Adler's Dream Theory
- Adler viewed dreams as a mechanism for problem-solving.
- Adler believed that emotional residue guides toward correct decision.
- In his "murder dream" Adler realized it an attempt to solve the problem of sending a soldier back and decided against it.
Birth Order
- According to Adler family dynamics are important to a child's development and birth order impacts personality.
- Oldest Child: Nurturing and protective of others, good organizer with feelings of anxiety, and has exaggerated feelings of power.
- Second Child: Highly motivated, cooperative, moderately competitive, and highly competitive.
- Youngest Child: Realistically ambitious with a pampered style of life and unrealistic ambitions.
- Only Child: Socially mature with exaggerated feelings of superiority and a pampered lifestyle.
Social Interests and Style of Life
- Social interest involves the urge in human nature to adapt to the conditions of the social environment with an attitude and awareness of being part of the human community.

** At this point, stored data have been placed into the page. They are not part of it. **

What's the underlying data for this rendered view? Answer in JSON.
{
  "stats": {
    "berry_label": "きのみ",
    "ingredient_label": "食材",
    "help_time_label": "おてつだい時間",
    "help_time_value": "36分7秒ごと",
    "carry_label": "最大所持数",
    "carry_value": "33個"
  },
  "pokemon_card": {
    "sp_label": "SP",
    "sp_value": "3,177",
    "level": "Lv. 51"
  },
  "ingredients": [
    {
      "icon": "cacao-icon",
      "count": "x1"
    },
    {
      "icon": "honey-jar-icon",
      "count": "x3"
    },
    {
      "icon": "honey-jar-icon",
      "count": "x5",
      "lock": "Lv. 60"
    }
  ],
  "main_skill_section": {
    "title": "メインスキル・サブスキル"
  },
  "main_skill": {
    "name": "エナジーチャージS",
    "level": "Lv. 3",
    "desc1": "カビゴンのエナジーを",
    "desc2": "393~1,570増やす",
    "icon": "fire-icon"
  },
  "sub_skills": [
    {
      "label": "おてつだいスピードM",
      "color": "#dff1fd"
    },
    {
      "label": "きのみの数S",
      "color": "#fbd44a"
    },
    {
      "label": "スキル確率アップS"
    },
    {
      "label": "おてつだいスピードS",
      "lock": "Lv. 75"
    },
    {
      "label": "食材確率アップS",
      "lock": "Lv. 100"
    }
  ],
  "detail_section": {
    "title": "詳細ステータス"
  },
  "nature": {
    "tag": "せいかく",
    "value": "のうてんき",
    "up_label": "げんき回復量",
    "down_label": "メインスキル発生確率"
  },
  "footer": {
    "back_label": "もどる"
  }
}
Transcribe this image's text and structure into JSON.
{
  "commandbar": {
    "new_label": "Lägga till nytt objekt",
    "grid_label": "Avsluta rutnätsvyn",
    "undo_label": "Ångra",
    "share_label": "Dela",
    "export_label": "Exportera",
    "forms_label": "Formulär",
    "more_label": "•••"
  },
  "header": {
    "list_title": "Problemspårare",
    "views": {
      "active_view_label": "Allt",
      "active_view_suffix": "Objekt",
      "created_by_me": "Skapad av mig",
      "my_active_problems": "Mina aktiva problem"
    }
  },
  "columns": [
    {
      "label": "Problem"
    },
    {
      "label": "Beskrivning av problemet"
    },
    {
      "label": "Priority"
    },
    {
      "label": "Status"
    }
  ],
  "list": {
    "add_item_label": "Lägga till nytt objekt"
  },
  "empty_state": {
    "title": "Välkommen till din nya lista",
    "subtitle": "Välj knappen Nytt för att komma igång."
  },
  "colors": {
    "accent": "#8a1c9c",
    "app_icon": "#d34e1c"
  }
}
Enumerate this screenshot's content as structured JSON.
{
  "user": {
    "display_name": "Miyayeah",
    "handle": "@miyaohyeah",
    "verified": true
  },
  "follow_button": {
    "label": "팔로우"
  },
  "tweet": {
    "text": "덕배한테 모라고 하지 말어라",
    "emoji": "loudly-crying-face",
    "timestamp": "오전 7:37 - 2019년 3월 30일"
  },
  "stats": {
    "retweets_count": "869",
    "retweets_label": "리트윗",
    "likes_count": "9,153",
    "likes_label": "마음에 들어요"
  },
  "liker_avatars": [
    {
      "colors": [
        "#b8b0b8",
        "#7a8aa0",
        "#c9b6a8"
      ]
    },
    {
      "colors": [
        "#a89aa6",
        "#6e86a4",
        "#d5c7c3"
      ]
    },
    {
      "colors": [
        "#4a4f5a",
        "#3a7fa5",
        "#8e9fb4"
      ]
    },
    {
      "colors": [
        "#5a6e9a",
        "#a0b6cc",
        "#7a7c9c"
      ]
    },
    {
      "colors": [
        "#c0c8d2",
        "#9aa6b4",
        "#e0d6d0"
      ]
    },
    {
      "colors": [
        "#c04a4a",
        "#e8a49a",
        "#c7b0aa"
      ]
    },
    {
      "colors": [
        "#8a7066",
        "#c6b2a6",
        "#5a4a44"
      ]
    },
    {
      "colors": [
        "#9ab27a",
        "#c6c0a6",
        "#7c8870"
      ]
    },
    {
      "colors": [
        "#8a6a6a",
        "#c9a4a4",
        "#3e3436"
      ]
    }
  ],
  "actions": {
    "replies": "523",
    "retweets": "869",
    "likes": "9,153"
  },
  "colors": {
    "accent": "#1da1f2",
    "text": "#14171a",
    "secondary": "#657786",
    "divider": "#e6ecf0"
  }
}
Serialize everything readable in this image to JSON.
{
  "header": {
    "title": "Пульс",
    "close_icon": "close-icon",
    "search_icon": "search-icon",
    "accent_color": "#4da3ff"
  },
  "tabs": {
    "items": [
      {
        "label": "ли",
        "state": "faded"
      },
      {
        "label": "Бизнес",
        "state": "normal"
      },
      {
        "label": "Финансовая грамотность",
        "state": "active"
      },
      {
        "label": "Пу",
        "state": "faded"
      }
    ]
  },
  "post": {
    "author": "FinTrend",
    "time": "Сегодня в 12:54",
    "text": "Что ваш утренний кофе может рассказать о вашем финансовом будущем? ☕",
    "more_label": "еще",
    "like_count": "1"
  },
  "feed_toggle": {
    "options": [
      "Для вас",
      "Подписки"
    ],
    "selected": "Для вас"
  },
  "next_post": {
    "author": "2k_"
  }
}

- Style of life is a self-consistent personality structure and Includes a person's goal, self-concept, feeling for others and attitude toward the world.
- It is the manner of a person's striving and a product of the interaction between heredity, environment and creative power.
- Adler thought that healthy people have flexible behavior and some ability to change their style of life
Creative power
- Style of life is molded by people's creative power.
- Creative power places people in control of their own lives.
- Creative power promotes Ability to freely choose a course of action.
External Factors of Maladjustment
- Exaggerated Physical Defects: Subjective and exaggerated feelings of inferiority.
- Pampered Style of Life: Weak social interest but a strong desire to perpetuate a pampered lifestyle.
- Neglected Style of Life: Feelings of being unloved; a lack of value.
Safeguarding Tendencies
- These are patterns of behavior to protect their exaggerated sense of self-esteem against public disgrace
- Excuses: People first state what they claim they would like to do and then they follow an excuse.
Aggression includes:
- Depreciation: tendency to undervalue other people's achievements and gossip.
- Accusation: tendency to blame others for one's failure and to seek revenge, like self-accusation.
Withdrawal
- Withdrawal involves safeguarding through moving backward, standing still, hesitating, and constructing obstacles.
- Moving backward involves psychologically reverting to a more secured period of life.
- Standing still mean avoidance of any action and avoiding all the responsibilities.
- Hesitating is characterized by vacillation or procrastination t o provide a person with the excuse "It's too late now".
- Constructing Obstacles involves the creation of these to gain a generates feelings of reward and an artificial sense of success and preserve self-esteem.